Nigdy nie myślała, że w ogóle przeżyje coś takiego...nie myślała też, że można poczuć coś takiego. Takie przyciąganie, silne i zwierzęce tak naprawdę. Wtulając się w niego starała się rozkoszować nadal jego ciepłem i bliskością, z rumieńcem na policzkach myśląc o tym co się działo. Nogi jej nadal drżały z emocji, a ona chociaż sama wyglądała teraz na wymęczoną to nadal wyglądała tak samo zjawiskowo jak przed tym wszystkim.
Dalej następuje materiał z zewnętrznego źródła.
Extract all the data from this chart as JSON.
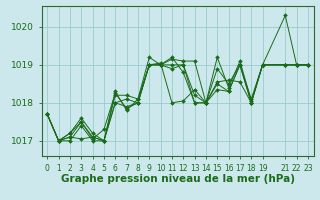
{
  "title": "Graphe pression niveau de la mer (hPa)",
  "bg_color": "#cce8ec",
  "grid_color": "#99cccc",
  "line_color": "#1a6b1a",
  "marker_color": "#1a6b1a",
  "ylim": [
    1016.6,
    1020.55
  ],
  "yticks": [
    1017,
    1018,
    1019,
    1020
  ],
  "x_values": [
    0,
    1,
    2,
    3,
    4,
    5,
    6,
    7,
    8,
    9,
    10,
    11,
    12,
    13,
    14,
    15,
    16,
    17,
    18,
    19,
    21,
    22,
    23
  ],
  "series": [
    [
      1017.7,
      1017.0,
      1017.0,
      1017.4,
      1017.0,
      1017.0,
      1018.3,
      1017.8,
      1018.1,
      1019.2,
      1019.0,
      1019.15,
      1019.1,
      1019.1,
      1018.0,
      1018.55,
      1018.6,
      1018.55,
      1018.0,
      1019.0,
      1020.3,
      1019.0,
      1019.0
    ],
    [
      1017.7,
      1017.0,
      1017.2,
      1017.5,
      1017.05,
      1017.3,
      1018.25,
      1017.85,
      1018.0,
      1019.0,
      1019.05,
      1018.0,
      1018.05,
      1018.35,
      1018.0,
      1019.2,
      1018.4,
      1019.1,
      1018.05,
      1019.0,
      1019.0,
      1019.0,
      1019.0
    ],
    [
      1017.7,
      1017.0,
      1017.1,
      1017.05,
      1017.1,
      1017.0,
      1018.0,
      1017.9,
      1018.0,
      1019.0,
      1019.0,
      1019.2,
      1018.8,
      1018.0,
      1018.0,
      1018.35,
      1018.3,
      1019.0,
      1018.0,
      1019.0,
      1019.0,
      1019.0,
      1019.0
    ],
    [
      1017.7,
      1017.0,
      1017.1,
      1017.5,
      1017.1,
      1017.0,
      1018.0,
      1018.1,
      1018.0,
      1019.0,
      1019.0,
      1018.9,
      1019.0,
      1018.2,
      1018.0,
      1018.9,
      1018.5,
      1019.0,
      1018.1,
      1019.0,
      1019.0,
      1019.0,
      1019.0
    ],
    [
      1017.7,
      1017.0,
      1017.2,
      1017.6,
      1017.2,
      1017.0,
      1018.2,
      1018.2,
      1018.1,
      1019.0,
      1019.0,
      1019.0,
      1019.0,
      1018.0,
      1018.0,
      1018.5,
      1018.3,
      1019.0,
      1018.0,
      1019.0,
      1019.0,
      1019.0,
      1019.0
    ]
  ],
  "xlabel_fontsize": 7.5,
  "ytick_fontsize": 6.5,
  "xtick_fontsize": 5.5
}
Nie chciała myśleć o innych rzeczach, to nie było teraz ważne. Teraz ważny był dla niej on i to co się wydarzyło. Jakby wstąpiły w nich jakieś demony seksu po prostu...
Właśnie całowała delikatnie jego palce na których były ślady po jej zębach i małe ranki, nie chciała mu zrobić krzywdy a mimo to...
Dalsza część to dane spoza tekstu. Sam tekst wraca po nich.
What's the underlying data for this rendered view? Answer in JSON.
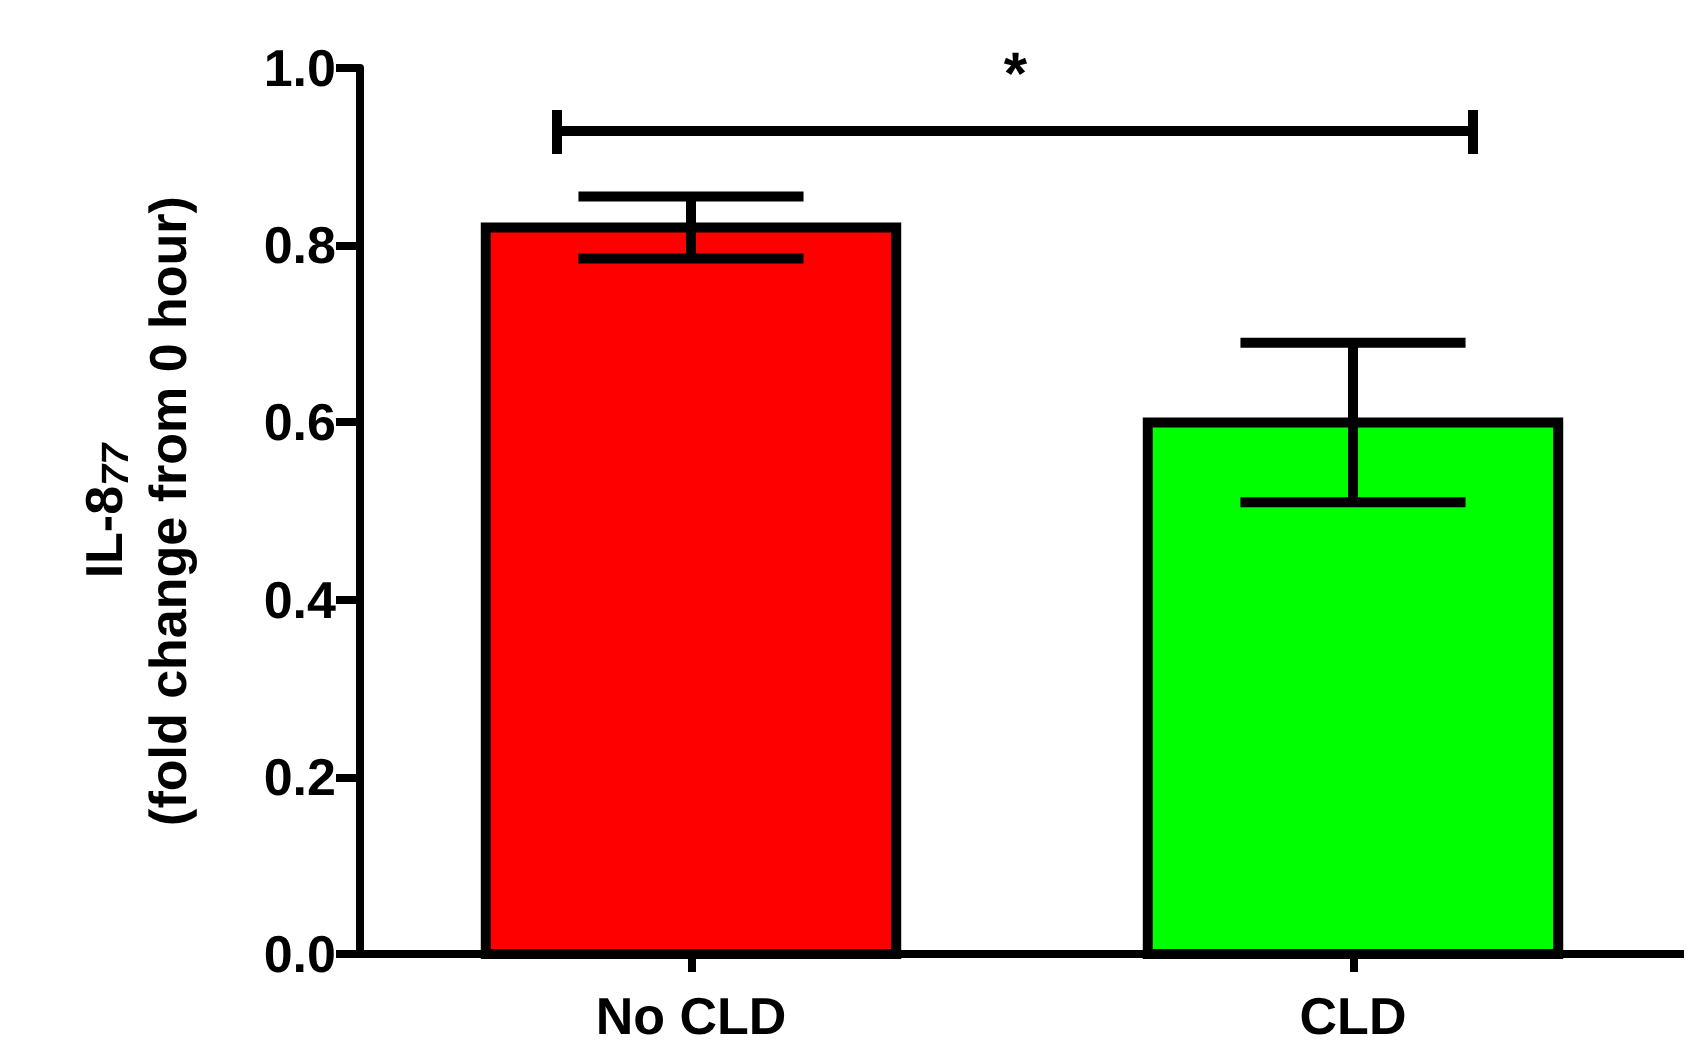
{
  "chart_data": {
    "type": "bar",
    "ylabel": "IL-8$_{77}$\n(fold change from 0 hour)",
    "categories": [
      "No CLD",
      "CLD"
    ],
    "values": [
      0.82,
      0.6
    ],
    "colors": [
      "#ff0000",
      "#00ff00"
    ],
    "errors": [
      0.035,
      0.09
    ],
    "ylim": [
      0,
      1.0
    ],
    "yticks": [
      {
        "value": 0,
        "label": "0.0"
      },
      {
        "value": 0.2,
        "label": "0.2"
      },
      {
        "value": 0.4,
        "label": "0.4"
      },
      {
        "value": 0.6,
        "label": "0.6"
      },
      {
        "value": 0.8,
        "label": "0.8"
      },
      {
        "value": 1.0,
        "label": "1.0"
      }
    ],
    "grid": false,
    "annotations": [
      "*"
    ]
  }
}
-Boli Cię? - Spytała szeptem chociaż jej głos był zachrypnięty. Jeszcze raz czule musnęła opuszek jego palca.

Zmarszczył brwi lekko, zerkając na nią leniwie. Zabrał na moment ręke i uniósł ją, oglądając dłoń. Trochę poraniona... Jakby po zabawie z jakimś zwierzakiem.
-Nie - zaprzeczył krótko, zerkając na nią i sięgając ów dłonią do jej policzka, zaraz zaczesał jej włosy do tyłu, przyklejały się do jej czoła... Pewnie chciało jej się pić, z drugiej strony nie miał zamiaru się od niej narazie odklejać. Leniwie powlekł wzrok na zegarek na szafce nocnej. Po dwudziestej drugiej... Nieźle. -Jak się czujesz? - to ważne pytanie, może miała jakieś zastrzeżenia? A może wręcz przeciwnie? Oboje powoli dochodzili do siebie po tylu doznaniach...
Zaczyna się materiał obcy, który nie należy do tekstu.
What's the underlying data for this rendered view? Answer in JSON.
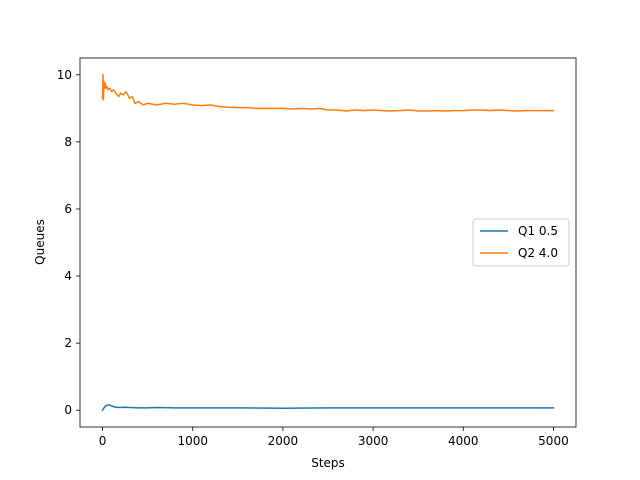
{
  "chart_data": {
    "type": "line",
    "title": "",
    "xlabel": "Steps",
    "ylabel": "Queues",
    "xlim": [
      -250,
      5250
    ],
    "ylim": [
      -0.5,
      10.5
    ],
    "xticks": [
      0,
      1000,
      2000,
      3000,
      4000,
      5000
    ],
    "yticks": [
      0,
      2,
      4,
      6,
      8,
      10
    ],
    "grid": false,
    "legend_position": "center-right",
    "series": [
      {
        "name": "Q1 0.5",
        "color": "#1f77b4",
        "x": [
          0,
          10,
          20,
          30,
          50,
          70,
          90,
          110,
          130,
          150,
          200,
          250,
          300,
          400,
          500,
          600,
          800,
          1000,
          1500,
          2000,
          2500,
          3000,
          3500,
          4000,
          4500,
          5000
        ],
        "y": [
          0.0,
          0.05,
          0.08,
          0.12,
          0.15,
          0.16,
          0.14,
          0.12,
          0.1,
          0.09,
          0.08,
          0.09,
          0.08,
          0.07,
          0.07,
          0.08,
          0.07,
          0.07,
          0.07,
          0.06,
          0.07,
          0.07,
          0.07,
          0.07,
          0.07,
          0.07
        ]
      },
      {
        "name": "Q2 4.0",
        "color": "#ff7f0e",
        "x": [
          0,
          5,
          10,
          15,
          20,
          25,
          30,
          40,
          50,
          60,
          80,
          100,
          120,
          150,
          180,
          200,
          230,
          260,
          300,
          330,
          360,
          400,
          450,
          500,
          600,
          700,
          800,
          900,
          1000,
          1100,
          1200,
          1300,
          1400,
          1500,
          1600,
          1700,
          1800,
          1900,
          2000,
          2100,
          2200,
          2300,
          2400,
          2500,
          2600,
          2700,
          2800,
          2900,
          3000,
          3100,
          3200,
          3300,
          3400,
          3500,
          3600,
          3700,
          3800,
          3900,
          4000,
          4100,
          4200,
          4300,
          4400,
          4500,
          4600,
          4700,
          4800,
          4900,
          5000
        ],
        "y": [
          9.3,
          10.0,
          9.25,
          9.8,
          9.7,
          9.6,
          9.75,
          9.6,
          9.65,
          9.55,
          9.6,
          9.5,
          9.55,
          9.45,
          9.35,
          9.45,
          9.4,
          9.5,
          9.3,
          9.35,
          9.15,
          9.2,
          9.1,
          9.15,
          9.1,
          9.15,
          9.12,
          9.15,
          9.1,
          9.08,
          9.1,
          9.05,
          9.03,
          9.02,
          9.02,
          9.0,
          9.0,
          9.0,
          9.0,
          8.98,
          9.0,
          8.98,
          9.0,
          8.95,
          8.95,
          8.92,
          8.95,
          8.93,
          8.95,
          8.93,
          8.92,
          8.93,
          8.95,
          8.92,
          8.92,
          8.93,
          8.92,
          8.93,
          8.93,
          8.95,
          8.95,
          8.93,
          8.95,
          8.93,
          8.92,
          8.93,
          8.93,
          8.93,
          8.93
        ]
      }
    ]
  }
}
Z ulgą odetchnęła, bała się że mogło mu się to nie spodobać. Ale jak teraz o tym myślała to nie wiedziała nawet skąd jej to przyszło w ogóle do głowy, po prostu...
Oblizała powoli spierzchnięte usta. Godzina była w ogóle dla niej niemożliwa, nie mogła uwierzyć że tyle im to zajęło i w ogóle nie poczuli tego jak czas płynie. Jego pytanie było jednak trudne, biorąc pod uwagę fakt, że tak naprawdę to chociaż zrobiła coś kompletnie niewłaściwego i później w domu pewnie będzie na siebie cholernie zła to...
-J-Ja...t-to chyba było...to było n-niesamowite chociaż nawet to słowo nie jest odpowiednie... - Wydukała z siebie i już westchnęła ciężko. Znowu się przy nim tak zachowywała, jak nastolatka - N-Nigdy chyba nie przeżyje już w życiu czegoś takiego...
Tak naprawdę chciałaby jednak przeżyć coś takiego...i to znowu z nim.